On Fri, Jun 07, 2019 at 11:25:24AM +0100, fdmanana@xxxxxxxxxx wrote:
> From: Filipe Manana <fdmanana@xxxxxxxx>
>
> When we log an inode, regardless of logging it completely or only that it
> exists, we always update it as logged (logged_trans and last_log_commit
> fields of the inode are updated). This is generally fine and avoids future
> attempts to log it from having to do repeated work that brings no value.
>
> However, if we write data to a file, then evict its inode after all the
> dealloc was flushed (and ordered extents completed), rename the file and
> fsync it, we end up not logging the new extents, since the rename may
> result in logging that the inode exists in case the parent directory was
> logged before. The following reproducer shows and explains how this can
> happen:
>
> $ mkfs.btrfs -f /dev/sdb
> $ mount /dev/sdb /mnt
>
> $ mkdir /mnt/dir
> $ touch /mnt/dir/foo
> $ touch /mnt/dir/bar
>
> # Do a direct IO write instead of a buffered write because with a
> # buffered write we would need to make sure dealloc gets flushed and
> # complete before we do the inode eviction later, and we can not do that
> # from user space with call to things such as sync(2) since that results
> # in a transaction commit as well.
> $ xfs_io -d -c "pwrite -S 0xd3 0 4K" /mnt/dir/bar
>
> # Keep the directory dir in use while we evict inodes. We want our file
> # bar's inode to be evicted but we don't want our directory's inode to
> # be evicted (if it were evicted too, we would not be able to reproduce
> # the issue since the first fsync below, of file foo, would result in a
> # transaction commit.
> $ ( cd /mnt/dir; while true; do :; done ) &
> $ pid=$!
>
> # Wait a bit to give time for the background process to chdir.
> $ sleep 0.1
>
> # Evict all inodes, except the inode for the directory dir because it is
> # currently in use by our background process.

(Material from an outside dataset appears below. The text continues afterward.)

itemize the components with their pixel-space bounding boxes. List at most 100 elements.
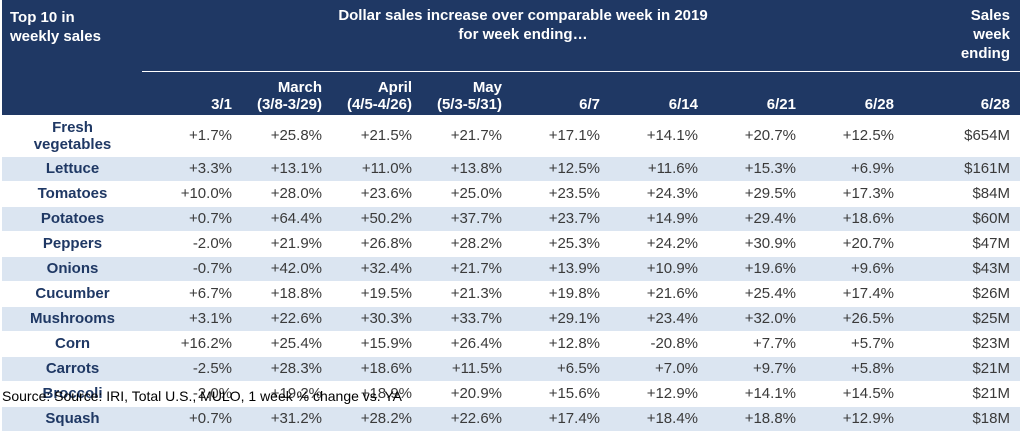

> $ echo 2 > /proc/sys/vm/drop_caches
>
> # fsync file foo, which ends up persisting information about the parent
> # directory because it is a new inode.
> $ xfs_io -c fsync /mnt/dir/foo
>
> # Rename bar, this results in logging that this inode exists (inode item,
> # names, xattrs) because the parent directory is in the log.
> $ mv /mnt/dir/bar /mnt/dir/baz
>
> # Now fsync baz, which ends up doing absolutely nothing because of the
> # rename operation which logged that the inode exists only.
> $ xfs_io -c fsync /mnt/dir/baz
>
> <power failure>
>
> $ mount /dev/sdb /mnt
> $ od -t x1 -A d /mnt/dir/baz
> 0000000
>
> --> Empty file, data we wrote is missing.
>
> Fix this by not updating last_sub_trans of an inode when we are logging
> only that it exists and the inode was not yet logged since it was loaded
> from disk (full_sync bit set), this is enough to make btrfs_inode_in_log()
> return false for this scenario and make us log the inode. The logged_trans
> of the inode is still always setsince that alone is used to track if names
> need to be deleted as part of unlink operations.
>
> Fixes: 257c62e1bce03e ("Btrfs: avoid tree log commit when there are no changes")
> Signed-off-by: Filipe Manana <fdmanana@xxxxxxxx>
Added to misc-next, thanks.